In keeping with the project’s goal, SIFA will address common challenges around the implementation of technical and vocational education and training (TVET) in seven pilot countries – Cameroon, Ethiopia, Kenya, Nigeria, Togo, Tunisia, and South Africa – and focus on the implementation of innovative and sustainable skills development, improvement and/or dissemination of existing local best practices, and improvement of educational capacity and infrastructure.
To be eligible for funding, selected projects must contribute to the country’s National Skill Development System and have a proven track record in the field of skills development. Projects must also involve the private sector, increasing the likelihood of their beneficiaries’ employment, and include concepts and plans to ensure the intended impact, maintenance, and sustainability of their facilities and activities.
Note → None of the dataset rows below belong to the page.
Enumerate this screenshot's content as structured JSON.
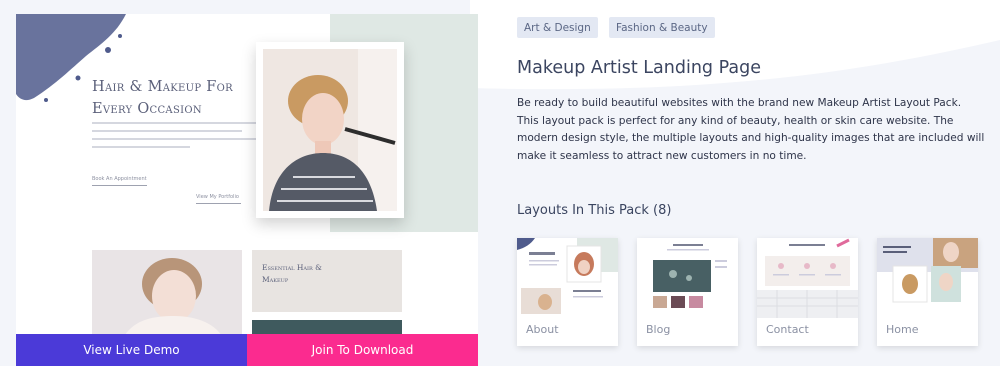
{
  "preview": {
    "hero_title": "Hair & Makeup For Every Occasion",
    "link_primary": "Book An Appointment",
    "link_secondary": "View My Portfolio",
    "thumb_title": "Essential Hair & Makeup"
  },
  "actions": {
    "live_demo_label": "View Live Demo",
    "download_label": "Join To Download"
  },
  "tags": [
    "Art & Design",
    "Fashion & Beauty"
  ],
  "title": "Makeup Artist Landing Page",
  "description": "Be ready to build beautiful websites with the brand new Makeup Artist Layout Pack. This layout pack is perfect for any kind of beauty, health or skin care website. The modern design style, the multiple layouts and high-quality images that are included will make it seamless to attract new customers in no time.",
  "layouts": {
    "heading": "Layouts In This Pack (8)",
    "items": [
      {
        "label": "About"
      },
      {
        "label": "Blog"
      },
      {
        "label": "Contact"
      },
      {
        "label": "Home"
      }
    ]
  },
  "colors": {
    "demo_button": "#4b3ad8",
    "download_button": "#fb2b8f",
    "tag_bg": "#e3e8f3",
    "heading_text": "#3b4560"
  }
}
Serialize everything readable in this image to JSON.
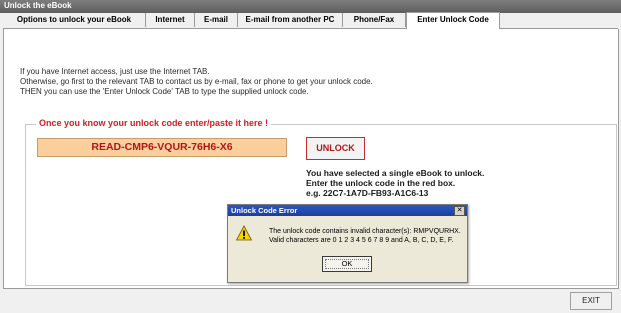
{
  "window": {
    "title": "Unlock the eBook",
    "accent": "#6b6b6b"
  },
  "tabs": [
    {
      "label": "Options to unlock your eBook",
      "active": false
    },
    {
      "label": "Internet",
      "active": false
    },
    {
      "label": "E-mail",
      "active": false
    },
    {
      "label": "E-mail from another PC",
      "active": false
    },
    {
      "label": "Phone/Fax",
      "active": false
    },
    {
      "label": "Enter Unlock Code",
      "active": true
    }
  ],
  "info": {
    "line1": "If you have Internet access, just use the Internet TAB.",
    "line2": "Otherwise, go first to the relevant TAB to contact us by e-mail, fax or phone to get your unlock code.",
    "line3": "THEN you can use the 'Enter Unlock Code' TAB to type the supplied unlock code."
  },
  "unlock_group": {
    "label": "Once you know your unlock code enter/paste it here !",
    "code_value": "READ-CMP6-VQUR-76H6-X6",
    "button_label": "UNLOCK",
    "help_line1": "You have selected a single eBook to unlock.",
    "help_line2": "Enter the unlock code in the red box.",
    "help_line3": "e.g. 22C7-1A7D-FB93-A1C6-13"
  },
  "error_dialog": {
    "title": "Unlock Code Error",
    "message_line1": "The unlock code contains invalid character(s): RMPVQURHX.",
    "message_line2": "Valid characters are 0 1 2 3 4 5 6 7 8 9 and A, B, C, D, E, F.",
    "ok_label": "OK",
    "close_glyph": "✕",
    "icon": "warning-icon"
  },
  "footer": {
    "exit_label": "EXIT"
  }
}
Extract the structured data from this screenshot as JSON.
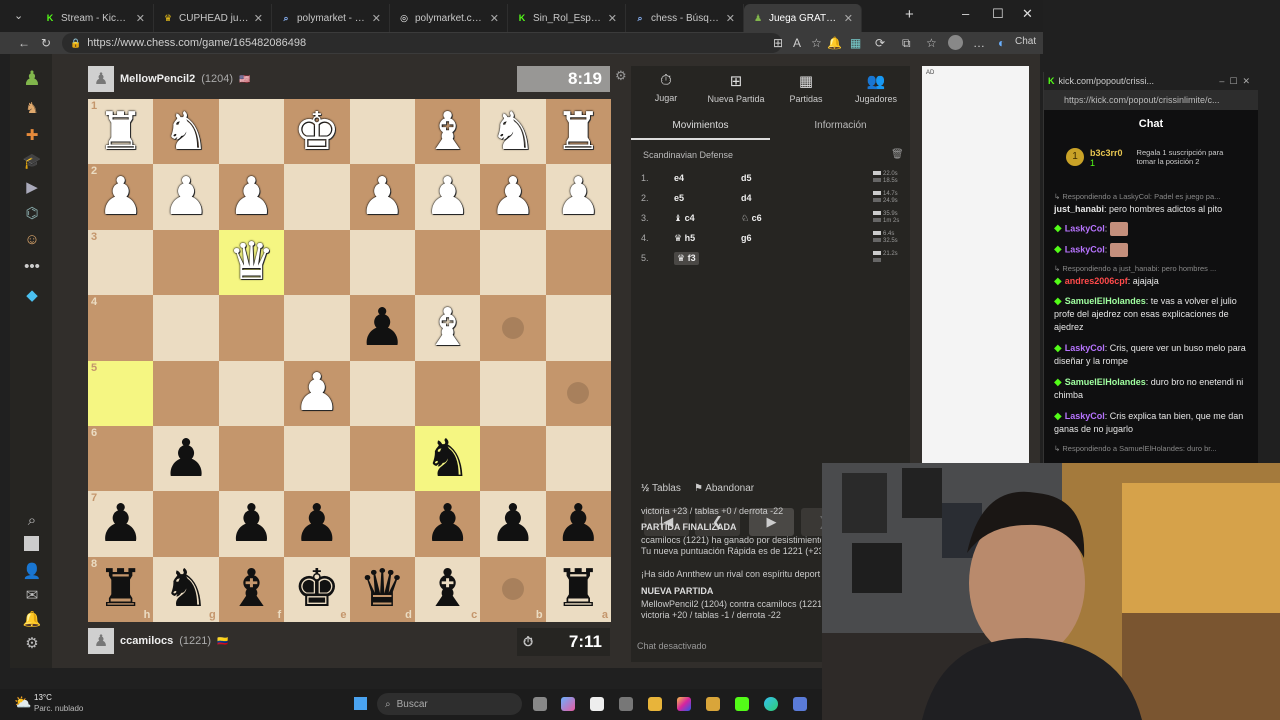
{
  "tabs": [
    {
      "title": "Stream - Kick Dashb",
      "icon": "K",
      "color": "#53fc18"
    },
    {
      "title": "CUPHEAD juego gratis c",
      "icon": "♛",
      "color": "#f0c419"
    },
    {
      "title": "polymarket - Búsqueda",
      "icon": "⌕",
      "color": "#8ab4f8"
    },
    {
      "title": "polymarket.com",
      "icon": "◎",
      "color": "#ffffff"
    },
    {
      "title": "Sin_Rol_Especifico Strea",
      "icon": "K",
      "color": "#53fc18"
    },
    {
      "title": "chess - Búsqueda",
      "icon": "⌕",
      "color": "#8ab4f8"
    },
    {
      "title": "Juega GRATIS al ajedrez",
      "icon": "♟",
      "color": "#81b64c"
    }
  ],
  "browser": {
    "url": "https://www.chess.com/game/165482086498",
    "copilot_label": "Chat"
  },
  "game": {
    "top_player": {
      "name": "MellowPencil2",
      "rating": "(1204)",
      "flag": "🇺🇸",
      "clock": "8:19"
    },
    "bottom_player": {
      "name": "ccamilocs",
      "rating": "(1221)",
      "flag": "🇨🇴",
      "clock": "7:11"
    },
    "rank_labels": [
      "1",
      "2",
      "3",
      "4",
      "5",
      "6",
      "7",
      "8"
    ],
    "file_labels": [
      "h",
      "g",
      "f",
      "e",
      "d",
      "c",
      "b",
      "a"
    ],
    "board": [
      [
        "wR",
        "wN",
        "",
        "wK",
        "",
        "wB",
        "wN",
        "wR"
      ],
      [
        "wP",
        "wP",
        "wP",
        "",
        "wP",
        "wP",
        "wP",
        "wP"
      ],
      [
        "",
        "",
        "wQ",
        "",
        "",
        "",
        "",
        ""
      ],
      [
        "",
        "",
        "",
        "",
        "bP",
        "wB",
        "",
        ""
      ],
      [
        "",
        "",
        "",
        "wP",
        "",
        "",
        "",
        ""
      ],
      [
        "",
        "bP",
        "",
        "",
        "",
        "bN",
        "",
        ""
      ],
      [
        "bP",
        "",
        "bP",
        "bP",
        "",
        "bP",
        "bP",
        "bP"
      ],
      [
        "bR",
        "bN",
        "bB",
        "bK",
        "bQ",
        "bB",
        "",
        "bR"
      ]
    ]
  },
  "panel": {
    "nav": [
      {
        "label": "Jugar",
        "icon": "⏱"
      },
      {
        "label": "Nueva Partida",
        "icon": "⊞"
      },
      {
        "label": "Partidas",
        "icon": "▦"
      },
      {
        "label": "Jugadores",
        "icon": "👥"
      }
    ],
    "subtabs": [
      "Movimientos",
      "Información"
    ],
    "opening": "Scandinavian Defense",
    "moves": [
      {
        "n": "1.",
        "w": "e4",
        "b": "d5",
        "tw": "22.0s",
        "tb": "18.5s"
      },
      {
        "n": "2.",
        "w": "e5",
        "b": "d4",
        "tw": "14.7s",
        "tb": "24.9s"
      },
      {
        "n": "3.",
        "w": "♝ c4",
        "b": "♘ c6",
        "tw": "35.9s",
        "tb": "1m 2s"
      },
      {
        "n": "4.",
        "w": "♛ h5",
        "b": "g6",
        "tw": "6.4s",
        "tb": "32.5s"
      },
      {
        "n": "5.",
        "w": "♛ f3",
        "b": "",
        "tw": "21.2s",
        "tb": ""
      }
    ],
    "draw_label": "Tablas",
    "resign_label": "Abandonar",
    "chat": [
      "victoria +23 / tablas +0 / derrota -22",
      "PARTIDA FINALIZADA",
      "ccamilocs (1221) ha ganado por desistimiento",
      "Tu nueva puntuación Rápida es de 1221 (+23).",
      "¡Ha sido Annthew un rival con espíritu deport",
      "NUEVA PARTIDA",
      "MellowPencil2 (1204) contra ccamilocs (1221)",
      "victoria +20 / tablas -1 / derrota -22"
    ],
    "chat_disabled": "Chat desactivado"
  },
  "ad_label": "AD",
  "kick": {
    "window_title": "kick.com/popout/crissi...",
    "url": "https://kick.com/popout/crissinlimite/c...",
    "chat_title": "Chat",
    "sub_user": "b3c3rr0",
    "sub_count": "1",
    "sub_text": "Regala 1 suscripción para tomar la posición 2",
    "messages": [
      {
        "type": "reply",
        "text": "↳ Respondiendo a LaskyCol: Padel es juego pa..."
      },
      {
        "type": "msg",
        "user": "just_hanabi",
        "color": "#e6e6e6",
        "text": ": pero hombres adictos al pito",
        "gem": false
      },
      {
        "type": "msg",
        "user": "LaskyCol",
        "color": "#b774ff",
        "text": ":",
        "gem": true,
        "emote": true
      },
      {
        "type": "msg",
        "user": "LaskyCol",
        "color": "#b774ff",
        "text": ":",
        "gem": true,
        "emote": true
      },
      {
        "type": "reply",
        "text": "↳ Respondiendo a just_hanabi: pero hombres ..."
      },
      {
        "type": "msg",
        "user": "andres2006cpf",
        "color": "#ff4a4a",
        "text": ": ajajaja",
        "gem": true
      },
      {
        "type": "msg",
        "user": "SamuelElHolandes",
        "color": "#a0ffa0",
        "text": ": te vas a volver el julio profe del ajedrez con esas explicaciones de ajedrez",
        "gem": true
      },
      {
        "type": "msg",
        "user": "LaskyCol",
        "color": "#b774ff",
        "text": ": Cris, quere ver un buso melo para diseñar y la rompe",
        "gem": true
      },
      {
        "type": "msg",
        "user": "SamuelElHolandes",
        "color": "#a0ffa0",
        "text": ": duro bro no enetendi ni chimba",
        "gem": true
      },
      {
        "type": "msg",
        "user": "LaskyCol",
        "color": "#b774ff",
        "text": ": Cris explica tan bien, que me dan ganas de no jugarlo",
        "gem": true
      },
      {
        "type": "reply",
        "text": "↳ Respondiendo a SamuelElHolandes: duro br..."
      }
    ]
  },
  "taskbar": {
    "weather_temp": "13°C",
    "weather_desc": "Parc. nublado",
    "search_placeholder": "Buscar"
  }
}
A special emphasis is placed on women’s participation in projects, which is expected to be a minimum of 30%, as well as students from low income groups, migrants, and refugees.
After the selection of the most promising projects, NIRAS’ role centres around capacity building, amongst others, by providing technical assistance and training on acquisitions, tendering, construction contracts and monitoring, as well as a variety of other aspects depending on the nature of the project. With the aid of SmartME, our state-of-the-art online fund management and monitoring and evaluation tool, NIRAS will evaluate the projects in real time and disseminate best practices and lessons learned across the AU. The goal of this is to ensure the cross-exposure of ideas between the member countries and to provide information to countries that wish to create their own skills development programmes and projects. In this way, the Skills Initiative for Africa and the projects it supports could pave the way for more training and education opportunities for young Africans, and perhaps one day lower the employment barrier to Africa’s prosperity.